À la suite du communiqué du CNAPESTE, dénonçant des « tentatives d’étouffement » de l’activité syndicale, le Rassemblement pour la culture et la démocratie (RCD), vient de monter au créneau.
Ainsi et dans un communiqué publié le 18 avril 2026 et intitulé « Répression syndicale : une ligne rouge », cette formation politique présidé par M.Atmane Mazouz, prend position fermement contre ce qu’il qualifie d’«offensive préoccupante» visant les libertés syndicales en Algérie.
Peur sur le syndicalisme autonome
En effet, le secrétaire national du parti, chargé des relations avec les syndicats, Youcef Rezkini, dénonce dans ce document une «répression croissante» qui s’abat selon ses dires, sur des syndicalistes et des organisations syndicales autonomes, et ce, en contradiction flagrante, selon lui, avec la Constitution algérienne et les traités internationaux ratifiés par le pays. Il estime que c’est l’ensemble du syndicalisme autonome qui se trouve remis en cause, ainsi que la légitimité même des représentants des travailleurs.
Le cas du CNAPESTE au cœur des préoccupations
Ensuite, le RCD revient en détail sur les faits dénoncés par le CNAPESTE depuis le 9 mars dernier. Il rappelle que ce syndicat avait alors révélé qu’une plainte en dissolution avait été déposée à son encontre par le ministère du Travail et des Affaires sociales, avec le soutien du ministère de l’Éducation nationale. Parallèlement, des poursuites administratives et judiciaires viseraient son coordinateur national, Messaoud Boudiba, dans le but de lui imposer ce que le syndicat qualifie de « retraite forcée ».
Le RCD dénonce une «manœuvre pour affaiblir le dialogue social»
Enfin, pour le RCD, ces agissements s’inscrivent dans une «logique délibérée» visant à fragiliser les cadres d’expression collective des travailleurs, et à vider par là même le dialogue national de toute substance.
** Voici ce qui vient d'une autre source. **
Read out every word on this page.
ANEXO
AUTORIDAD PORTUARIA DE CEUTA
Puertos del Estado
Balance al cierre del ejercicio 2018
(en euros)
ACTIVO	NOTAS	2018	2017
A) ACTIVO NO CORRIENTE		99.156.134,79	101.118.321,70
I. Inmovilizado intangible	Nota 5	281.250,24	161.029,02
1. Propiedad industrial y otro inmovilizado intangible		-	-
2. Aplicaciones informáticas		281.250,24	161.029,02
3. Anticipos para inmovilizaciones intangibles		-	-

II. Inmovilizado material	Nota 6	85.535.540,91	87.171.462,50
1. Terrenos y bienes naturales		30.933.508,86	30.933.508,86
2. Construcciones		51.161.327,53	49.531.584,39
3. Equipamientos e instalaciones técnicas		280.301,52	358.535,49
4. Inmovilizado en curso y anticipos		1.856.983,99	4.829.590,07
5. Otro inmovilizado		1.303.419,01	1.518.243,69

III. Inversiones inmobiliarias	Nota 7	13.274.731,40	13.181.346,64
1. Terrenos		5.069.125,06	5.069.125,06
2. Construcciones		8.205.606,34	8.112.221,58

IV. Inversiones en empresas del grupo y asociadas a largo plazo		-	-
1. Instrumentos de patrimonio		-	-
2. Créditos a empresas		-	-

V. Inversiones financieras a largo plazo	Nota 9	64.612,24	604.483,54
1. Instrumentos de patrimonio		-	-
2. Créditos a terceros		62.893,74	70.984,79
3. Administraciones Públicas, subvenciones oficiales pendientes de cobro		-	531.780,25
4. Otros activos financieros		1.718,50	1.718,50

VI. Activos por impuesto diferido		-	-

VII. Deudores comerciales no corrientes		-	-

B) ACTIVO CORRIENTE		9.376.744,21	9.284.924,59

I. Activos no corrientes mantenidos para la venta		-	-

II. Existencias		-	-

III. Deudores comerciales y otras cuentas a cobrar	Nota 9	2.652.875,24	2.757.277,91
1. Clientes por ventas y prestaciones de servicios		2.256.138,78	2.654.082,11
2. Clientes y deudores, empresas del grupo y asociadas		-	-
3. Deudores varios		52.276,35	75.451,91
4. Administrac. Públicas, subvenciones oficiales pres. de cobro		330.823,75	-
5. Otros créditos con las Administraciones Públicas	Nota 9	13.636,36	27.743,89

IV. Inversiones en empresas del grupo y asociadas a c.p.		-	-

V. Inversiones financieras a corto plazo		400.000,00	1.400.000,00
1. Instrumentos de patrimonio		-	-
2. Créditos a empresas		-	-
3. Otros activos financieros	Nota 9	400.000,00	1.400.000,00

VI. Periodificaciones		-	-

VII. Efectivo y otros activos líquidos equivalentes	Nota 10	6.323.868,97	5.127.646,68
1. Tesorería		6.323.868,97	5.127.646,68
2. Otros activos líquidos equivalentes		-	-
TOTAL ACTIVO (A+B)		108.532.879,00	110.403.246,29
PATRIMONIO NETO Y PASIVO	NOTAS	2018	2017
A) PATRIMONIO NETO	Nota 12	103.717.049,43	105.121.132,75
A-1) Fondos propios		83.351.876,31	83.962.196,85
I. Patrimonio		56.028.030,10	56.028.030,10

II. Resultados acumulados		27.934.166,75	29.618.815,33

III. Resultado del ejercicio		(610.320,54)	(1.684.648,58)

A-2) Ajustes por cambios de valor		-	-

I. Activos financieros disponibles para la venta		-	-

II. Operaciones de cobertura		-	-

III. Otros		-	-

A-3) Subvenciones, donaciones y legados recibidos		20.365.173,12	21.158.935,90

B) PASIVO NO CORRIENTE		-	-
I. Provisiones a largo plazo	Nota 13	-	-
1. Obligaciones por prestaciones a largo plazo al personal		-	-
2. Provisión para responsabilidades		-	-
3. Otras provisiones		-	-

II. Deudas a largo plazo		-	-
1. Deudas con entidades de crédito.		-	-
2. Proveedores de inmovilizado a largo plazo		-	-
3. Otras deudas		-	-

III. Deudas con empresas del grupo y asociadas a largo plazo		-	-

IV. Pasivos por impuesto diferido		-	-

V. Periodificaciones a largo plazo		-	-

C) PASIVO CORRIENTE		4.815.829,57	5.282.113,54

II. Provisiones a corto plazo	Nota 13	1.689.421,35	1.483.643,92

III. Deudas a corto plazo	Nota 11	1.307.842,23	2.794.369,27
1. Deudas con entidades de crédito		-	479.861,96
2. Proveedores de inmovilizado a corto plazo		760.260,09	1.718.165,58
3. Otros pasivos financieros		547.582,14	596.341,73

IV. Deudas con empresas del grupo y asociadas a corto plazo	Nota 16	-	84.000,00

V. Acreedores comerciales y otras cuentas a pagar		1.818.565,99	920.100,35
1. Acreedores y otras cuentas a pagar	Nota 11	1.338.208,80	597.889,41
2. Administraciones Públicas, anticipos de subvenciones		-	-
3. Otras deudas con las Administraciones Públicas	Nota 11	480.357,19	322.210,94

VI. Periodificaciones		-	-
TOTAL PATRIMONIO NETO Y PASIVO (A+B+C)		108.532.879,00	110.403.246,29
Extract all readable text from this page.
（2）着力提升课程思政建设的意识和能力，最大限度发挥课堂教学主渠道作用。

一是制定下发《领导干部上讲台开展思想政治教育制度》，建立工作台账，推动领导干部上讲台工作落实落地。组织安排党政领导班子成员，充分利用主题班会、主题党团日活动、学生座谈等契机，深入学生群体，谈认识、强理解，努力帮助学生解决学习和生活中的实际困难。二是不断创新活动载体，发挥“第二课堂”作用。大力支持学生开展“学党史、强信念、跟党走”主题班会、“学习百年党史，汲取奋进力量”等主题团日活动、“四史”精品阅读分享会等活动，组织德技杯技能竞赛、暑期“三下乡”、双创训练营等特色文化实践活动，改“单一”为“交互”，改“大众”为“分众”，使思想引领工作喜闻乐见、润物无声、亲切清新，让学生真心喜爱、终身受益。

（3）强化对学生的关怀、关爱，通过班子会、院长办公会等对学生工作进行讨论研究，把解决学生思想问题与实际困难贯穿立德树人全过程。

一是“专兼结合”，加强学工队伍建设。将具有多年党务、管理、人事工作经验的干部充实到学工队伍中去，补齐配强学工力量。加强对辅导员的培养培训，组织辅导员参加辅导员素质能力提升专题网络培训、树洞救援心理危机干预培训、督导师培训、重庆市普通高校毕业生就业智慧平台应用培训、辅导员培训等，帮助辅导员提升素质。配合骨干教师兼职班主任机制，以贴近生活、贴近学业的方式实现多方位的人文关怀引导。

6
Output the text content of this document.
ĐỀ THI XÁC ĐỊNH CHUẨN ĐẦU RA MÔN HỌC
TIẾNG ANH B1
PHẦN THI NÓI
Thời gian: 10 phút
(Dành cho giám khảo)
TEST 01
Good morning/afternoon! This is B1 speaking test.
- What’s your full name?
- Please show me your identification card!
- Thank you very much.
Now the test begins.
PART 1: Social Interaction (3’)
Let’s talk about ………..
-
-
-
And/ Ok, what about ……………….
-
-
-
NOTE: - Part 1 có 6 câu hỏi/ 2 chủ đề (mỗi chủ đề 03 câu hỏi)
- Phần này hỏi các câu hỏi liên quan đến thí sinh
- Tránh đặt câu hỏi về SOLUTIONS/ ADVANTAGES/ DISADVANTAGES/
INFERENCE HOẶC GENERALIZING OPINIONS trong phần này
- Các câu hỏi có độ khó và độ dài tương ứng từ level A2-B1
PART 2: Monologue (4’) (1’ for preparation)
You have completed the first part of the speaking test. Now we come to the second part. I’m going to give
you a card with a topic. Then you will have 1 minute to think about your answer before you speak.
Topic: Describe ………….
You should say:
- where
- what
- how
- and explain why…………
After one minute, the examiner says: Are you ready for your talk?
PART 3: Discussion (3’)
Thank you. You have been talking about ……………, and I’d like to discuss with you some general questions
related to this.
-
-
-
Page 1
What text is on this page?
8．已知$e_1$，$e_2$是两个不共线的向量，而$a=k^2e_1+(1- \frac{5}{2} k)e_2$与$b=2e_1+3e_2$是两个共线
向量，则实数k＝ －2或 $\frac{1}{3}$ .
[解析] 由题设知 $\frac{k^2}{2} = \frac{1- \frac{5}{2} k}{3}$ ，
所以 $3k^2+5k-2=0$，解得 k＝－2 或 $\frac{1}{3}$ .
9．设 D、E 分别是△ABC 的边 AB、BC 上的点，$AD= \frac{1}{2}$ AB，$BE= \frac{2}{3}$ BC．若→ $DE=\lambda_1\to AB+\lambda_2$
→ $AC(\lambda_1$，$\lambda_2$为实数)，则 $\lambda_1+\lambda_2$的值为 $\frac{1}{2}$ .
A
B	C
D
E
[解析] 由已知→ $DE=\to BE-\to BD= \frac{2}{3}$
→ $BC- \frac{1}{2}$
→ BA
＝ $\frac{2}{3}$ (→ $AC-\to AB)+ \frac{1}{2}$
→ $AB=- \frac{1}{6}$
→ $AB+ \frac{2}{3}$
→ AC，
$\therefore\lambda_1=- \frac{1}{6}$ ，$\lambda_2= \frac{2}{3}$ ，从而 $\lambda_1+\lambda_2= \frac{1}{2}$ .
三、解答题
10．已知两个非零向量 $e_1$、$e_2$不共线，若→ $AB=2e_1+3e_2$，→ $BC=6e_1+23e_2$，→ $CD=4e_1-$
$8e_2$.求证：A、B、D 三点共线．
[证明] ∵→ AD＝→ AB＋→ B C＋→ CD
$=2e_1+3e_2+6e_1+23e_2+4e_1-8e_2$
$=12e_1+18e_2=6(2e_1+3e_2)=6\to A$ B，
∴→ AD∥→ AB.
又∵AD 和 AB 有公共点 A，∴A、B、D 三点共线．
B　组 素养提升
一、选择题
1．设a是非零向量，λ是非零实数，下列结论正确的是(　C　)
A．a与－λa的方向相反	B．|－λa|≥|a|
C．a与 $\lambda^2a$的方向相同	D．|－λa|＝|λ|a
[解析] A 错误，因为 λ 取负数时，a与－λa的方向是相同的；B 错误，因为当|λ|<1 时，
Le parti d’Atmane Mazouz y voit une «dérive autoritaire» aux conséquences potentiellement graves et entend alerter l’opinion publique nationale sur la gravité de la situation.
En conclusion, le RCD exprime sa pleine solidarité avec le CNAPESTE et son coordinateur national Messaoud Boudiba, et formule trois exigences fermes à l’adresse des autorités :
• L’abandon immédiatde la procédure de dissolution engagée contre le CNAPESTE ;
• La cessation de toutes les poursuites visant les militants syndicaux ;
• La fin de la «criminalisation» de l’action syndicale sous toutes ses formes.